I have a data structure that is pretty simple (basically a structure containing some arrays and single values), but I need to record the history of the data structure so that I
If you are only storing a little bit of data and don't have a lot of changes then storing each version is fine.
If you don't need to access the old version of the data too often, I wouldn't cache each one, I'd just make it so you could rebuild to it.
You could do this by saving mutations as transactions and replaying the transactions (with the ability to stop at any point.
So you start with an empty data structure and you might get an "Add" instruction followed by a "Change" and another "add" and then maybe a "Delete". Each of these objects would contain a COPY (not a pointer to the same object) of the thing being added or changed.
You would concatenate each operation into a list while at the same time mutating your collection.
If you find that you need a version at an older timestamp, start with a new empty collection, replay until you hit that timestamp then stop and you have the collection as it would be at that time.

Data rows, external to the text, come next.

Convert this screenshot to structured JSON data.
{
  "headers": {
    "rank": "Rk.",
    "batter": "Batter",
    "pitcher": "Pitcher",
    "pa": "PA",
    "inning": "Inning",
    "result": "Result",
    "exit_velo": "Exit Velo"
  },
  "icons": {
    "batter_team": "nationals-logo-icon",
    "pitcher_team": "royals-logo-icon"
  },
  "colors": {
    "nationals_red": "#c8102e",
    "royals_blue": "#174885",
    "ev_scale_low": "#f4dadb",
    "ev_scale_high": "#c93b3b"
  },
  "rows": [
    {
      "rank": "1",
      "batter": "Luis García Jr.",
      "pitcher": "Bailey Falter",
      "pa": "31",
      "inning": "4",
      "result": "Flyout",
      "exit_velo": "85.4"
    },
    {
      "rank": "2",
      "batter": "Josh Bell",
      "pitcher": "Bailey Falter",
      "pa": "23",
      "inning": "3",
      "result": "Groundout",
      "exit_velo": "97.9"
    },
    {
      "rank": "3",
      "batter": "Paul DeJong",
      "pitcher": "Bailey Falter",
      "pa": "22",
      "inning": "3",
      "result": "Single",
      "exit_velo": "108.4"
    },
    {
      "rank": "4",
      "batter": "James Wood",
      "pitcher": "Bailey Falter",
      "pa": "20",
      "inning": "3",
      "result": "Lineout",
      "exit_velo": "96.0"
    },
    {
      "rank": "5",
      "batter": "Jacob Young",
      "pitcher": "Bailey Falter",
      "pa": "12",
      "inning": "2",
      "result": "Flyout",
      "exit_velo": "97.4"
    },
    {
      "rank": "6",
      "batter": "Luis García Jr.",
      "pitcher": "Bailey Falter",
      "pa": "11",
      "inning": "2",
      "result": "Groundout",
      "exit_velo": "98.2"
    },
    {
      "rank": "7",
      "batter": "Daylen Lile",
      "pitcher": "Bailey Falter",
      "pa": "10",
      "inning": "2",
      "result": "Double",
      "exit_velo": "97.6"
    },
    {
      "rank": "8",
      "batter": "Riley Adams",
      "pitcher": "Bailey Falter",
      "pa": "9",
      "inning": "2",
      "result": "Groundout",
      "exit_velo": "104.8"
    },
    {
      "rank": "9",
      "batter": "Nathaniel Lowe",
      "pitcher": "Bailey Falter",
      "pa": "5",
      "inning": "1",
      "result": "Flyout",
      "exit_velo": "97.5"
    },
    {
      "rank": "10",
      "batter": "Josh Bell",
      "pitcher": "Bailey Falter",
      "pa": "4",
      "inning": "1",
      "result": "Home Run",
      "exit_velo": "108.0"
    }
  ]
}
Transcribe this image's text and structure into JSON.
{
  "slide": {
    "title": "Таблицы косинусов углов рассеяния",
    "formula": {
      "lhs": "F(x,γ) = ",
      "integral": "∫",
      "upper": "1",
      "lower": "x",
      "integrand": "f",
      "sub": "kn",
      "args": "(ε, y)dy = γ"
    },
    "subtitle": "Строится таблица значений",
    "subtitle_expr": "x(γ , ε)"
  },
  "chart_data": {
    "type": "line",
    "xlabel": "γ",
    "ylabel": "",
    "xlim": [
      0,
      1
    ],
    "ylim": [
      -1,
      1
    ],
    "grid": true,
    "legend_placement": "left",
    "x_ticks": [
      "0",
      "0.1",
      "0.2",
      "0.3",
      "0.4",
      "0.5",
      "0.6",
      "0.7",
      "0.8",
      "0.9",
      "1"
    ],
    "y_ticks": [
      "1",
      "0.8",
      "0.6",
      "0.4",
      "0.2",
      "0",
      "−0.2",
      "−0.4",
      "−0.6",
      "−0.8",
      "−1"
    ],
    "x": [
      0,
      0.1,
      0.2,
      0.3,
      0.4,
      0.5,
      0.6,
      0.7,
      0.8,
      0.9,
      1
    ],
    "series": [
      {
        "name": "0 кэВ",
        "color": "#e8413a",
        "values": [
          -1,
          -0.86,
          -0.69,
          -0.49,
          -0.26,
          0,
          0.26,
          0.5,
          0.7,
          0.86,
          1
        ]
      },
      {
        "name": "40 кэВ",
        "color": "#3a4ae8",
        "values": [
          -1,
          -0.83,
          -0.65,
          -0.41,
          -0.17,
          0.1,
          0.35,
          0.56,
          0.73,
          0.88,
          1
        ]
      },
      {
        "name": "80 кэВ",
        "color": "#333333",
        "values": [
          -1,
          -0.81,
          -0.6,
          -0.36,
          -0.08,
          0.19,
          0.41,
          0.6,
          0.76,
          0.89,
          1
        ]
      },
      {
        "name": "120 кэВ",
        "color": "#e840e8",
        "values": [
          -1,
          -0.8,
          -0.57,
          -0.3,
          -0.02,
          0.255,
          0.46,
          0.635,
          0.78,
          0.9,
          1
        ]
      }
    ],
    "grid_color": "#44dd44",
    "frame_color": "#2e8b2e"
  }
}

If this was a very long-running application and you often needed to access items near the end, you could write an "Undo" for each add/change/delete operation object and actually mutate the data back and forth.
So imagine you have your data object and this array of mutations, you could easily run up and down the mutation list changing the data object back and forth to any version you want.
You could even contain multiple data objects, just create a new empty one and run it up the mutation array (think of it as a timeline--where each stored mutation would contain a timestamp or some version number) until you get it to the timestamp you want--this way you could have "Milestones" that you could reach instantly--for instance, if you allocated one milestone for each thread you could make the addMutation method synchronized and this data collection would become 100% threadsafe.
Note that if you actually return the data object you should only return a copy of the data--otherwise the next time you mutated that milestone it would mutate the data object you returned.
Hmm, you could also include "Rollup" functionality--if you ever decide that you will not need access to the tail (the first few transactions) you could apply them to a "Start" structure and then delete them--from then on you copy the start structure to begin from the start rather than always starting with an empty data structure.
Man, this is an awesome pattern--now I want to implement it.